Whether Olivier read them or not is uncertain but he claimed to have done so. Many years later, when asked to name five books that had influenced him, Olivier cited these and added
The History of British Civilisation
and
The Reason Why
. He might have been embarrassed if challenged to expound their contents.
2
*
The knowledge that, in “Private Lives”, he had a profitable and, with luck, long-lasting job awaiting him on his return meant that Olivier went to his wedding and honeymoon with a light heart. It would be surprising though if, in those last few weeks, he did not ask himself whether he was making a mistake. “I love you. Oh, my dear, I do love you,” Jill Esmond assured him, and in her way she did, but was it Olivier’s way, and did
he
really love
her
? The honeymoon got off to an inauspicious start when they found that the house in Dorset which had been lent to them was occupied by the owner’s two daughters who seemed determined to accompany their guests everywhere except into the marriage chamber. Perhaps it would have been better if they had followed them even there. The first night was a disaster: Olivier was inexperienced and notably inexpert; his wife had physical problems which were not sorted out for several months. Even when the teething pains had been overcome, it became agonisingly evident that while Olivier possessed the most vigorous sexual appetites, Jill found the physical side of marriage distasteful if not repellent. Worse still, though she was unaware of it at the time of her marriage and probably remained so until after they had separated, she was far happier in a lesbian relationship.

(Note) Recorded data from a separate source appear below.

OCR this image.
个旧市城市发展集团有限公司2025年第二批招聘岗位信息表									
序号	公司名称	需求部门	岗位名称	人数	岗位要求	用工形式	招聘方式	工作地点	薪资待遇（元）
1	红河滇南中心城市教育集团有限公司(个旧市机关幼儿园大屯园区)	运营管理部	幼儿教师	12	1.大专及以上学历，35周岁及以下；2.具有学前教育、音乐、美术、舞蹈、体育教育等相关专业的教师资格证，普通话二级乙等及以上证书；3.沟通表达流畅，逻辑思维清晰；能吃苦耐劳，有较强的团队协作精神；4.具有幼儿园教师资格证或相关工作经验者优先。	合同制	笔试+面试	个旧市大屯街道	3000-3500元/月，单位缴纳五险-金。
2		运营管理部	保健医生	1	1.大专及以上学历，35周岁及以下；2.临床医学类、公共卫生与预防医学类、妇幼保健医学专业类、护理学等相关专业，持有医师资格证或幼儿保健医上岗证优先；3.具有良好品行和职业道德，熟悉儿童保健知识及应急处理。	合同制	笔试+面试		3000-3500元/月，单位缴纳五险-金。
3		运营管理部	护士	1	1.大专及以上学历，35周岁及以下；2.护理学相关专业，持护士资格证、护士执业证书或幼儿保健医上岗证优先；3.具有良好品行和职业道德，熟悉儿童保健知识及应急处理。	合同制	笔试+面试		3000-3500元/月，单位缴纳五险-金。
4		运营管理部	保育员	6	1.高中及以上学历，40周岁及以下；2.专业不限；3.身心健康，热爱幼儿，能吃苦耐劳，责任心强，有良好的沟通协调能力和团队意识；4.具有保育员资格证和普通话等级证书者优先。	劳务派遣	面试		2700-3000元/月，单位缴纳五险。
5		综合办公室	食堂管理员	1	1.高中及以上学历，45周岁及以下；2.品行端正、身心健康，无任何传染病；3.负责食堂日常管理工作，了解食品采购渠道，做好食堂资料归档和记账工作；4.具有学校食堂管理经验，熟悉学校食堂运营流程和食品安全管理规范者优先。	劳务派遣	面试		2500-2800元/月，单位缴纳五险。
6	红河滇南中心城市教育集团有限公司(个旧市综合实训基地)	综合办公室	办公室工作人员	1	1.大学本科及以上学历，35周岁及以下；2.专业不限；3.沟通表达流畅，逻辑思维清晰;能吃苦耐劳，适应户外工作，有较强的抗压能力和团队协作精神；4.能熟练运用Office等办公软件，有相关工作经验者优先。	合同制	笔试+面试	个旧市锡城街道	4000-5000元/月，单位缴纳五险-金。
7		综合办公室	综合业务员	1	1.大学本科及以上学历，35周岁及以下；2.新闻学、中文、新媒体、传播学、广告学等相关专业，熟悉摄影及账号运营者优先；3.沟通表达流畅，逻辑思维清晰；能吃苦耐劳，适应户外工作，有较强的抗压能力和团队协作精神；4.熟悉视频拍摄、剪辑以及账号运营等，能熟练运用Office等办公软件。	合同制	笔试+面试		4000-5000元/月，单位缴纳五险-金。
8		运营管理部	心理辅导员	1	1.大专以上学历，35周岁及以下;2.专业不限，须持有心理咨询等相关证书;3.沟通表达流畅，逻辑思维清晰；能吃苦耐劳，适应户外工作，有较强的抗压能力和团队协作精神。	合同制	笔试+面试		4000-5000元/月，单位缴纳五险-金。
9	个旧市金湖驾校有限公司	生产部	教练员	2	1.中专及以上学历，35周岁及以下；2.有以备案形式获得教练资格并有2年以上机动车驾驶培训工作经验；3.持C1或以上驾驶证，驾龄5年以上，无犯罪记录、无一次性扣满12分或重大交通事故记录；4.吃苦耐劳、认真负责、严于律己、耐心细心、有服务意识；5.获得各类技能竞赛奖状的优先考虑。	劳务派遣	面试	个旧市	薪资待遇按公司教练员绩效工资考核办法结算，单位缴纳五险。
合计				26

Olivier later claimed that he had known about
this from the start: “I thought I could cure her. I was wrong. I didn’t realise how strong nature was …” It seems unlikely that this is true: both parties to the marriage were strikingly innocent and Jill would probably not even have understood what lesbianism was. Perhaps with a more experienced and sympathetic husband they could have established a satisfactory sexual
modus vivendi
. As it was, Olivier felt cheated and frustrated.